Validating Table DEPT
  Rows validated: 5
  Finished validating table DEPT with 1 errors.
  Logging errors details in the diff file...

Validating Table EMP
  Rows validated: 16
  Finished validating table EMP with 2 errors.
  Logging errors details in the diff file...


DataValidator found 3 errors across source and target databases.
For detailed error report see ``datavalidator_20150714-123353.diff`` file.

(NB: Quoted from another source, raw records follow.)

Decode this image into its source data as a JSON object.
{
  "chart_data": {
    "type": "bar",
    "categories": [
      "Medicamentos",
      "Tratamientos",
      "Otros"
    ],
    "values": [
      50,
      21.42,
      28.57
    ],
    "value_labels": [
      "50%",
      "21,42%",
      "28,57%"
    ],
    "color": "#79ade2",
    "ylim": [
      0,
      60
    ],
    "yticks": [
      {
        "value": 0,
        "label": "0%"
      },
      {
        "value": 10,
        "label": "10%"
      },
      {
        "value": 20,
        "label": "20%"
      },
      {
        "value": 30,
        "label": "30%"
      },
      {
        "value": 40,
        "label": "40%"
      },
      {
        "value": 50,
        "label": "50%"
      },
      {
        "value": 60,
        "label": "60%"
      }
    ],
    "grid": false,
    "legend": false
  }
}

----------------------------------------------------------------------------
Data validation process has completed.
----------------------------------------------------------------------------

***************************************************************
                            DataValidator Summary
***************************************************************

       All tables count: 2

       Validated tables count: 2
       Rows count: 21
       Errors count: 3

       Missing tables on the target database count: 0

       Tables having only unsupported datatypes count: 0

       Tables having primary key limitation count: 0

       Total time(s): 0.539
       Rows per second: 39

***************************************************************

The following example excludes tables ORATAB and jobhist with the -et option when comparing the Oracle EDB schema against the EDB Postgres Advanced Server public schema. The -ds true option results in the display of only the Data Validator summary.

$ ./runValidation.sh -ss edb -ts public -ld /home/user/datavalidator_logs -et ORATAB,jobhist -ds true
Databases data validation process started...

***************************************************************
                            DataValidator Summary
***************************************************************

       All tables count: 2

       Validated tables count: 2
       Rows count: 21
       Errors count: 3

       Missing tables on the target database count: 0

       Tables having only unsupported datatypes count: 0

       Tables having primary key limitation count: 0

       Total time(s): 0.535
       Rows per second: 39

***************************************************************

For this run, the corresponding log file contains only the Data Validator summary, omitting the source and target database connection information along with the error breakdown by table.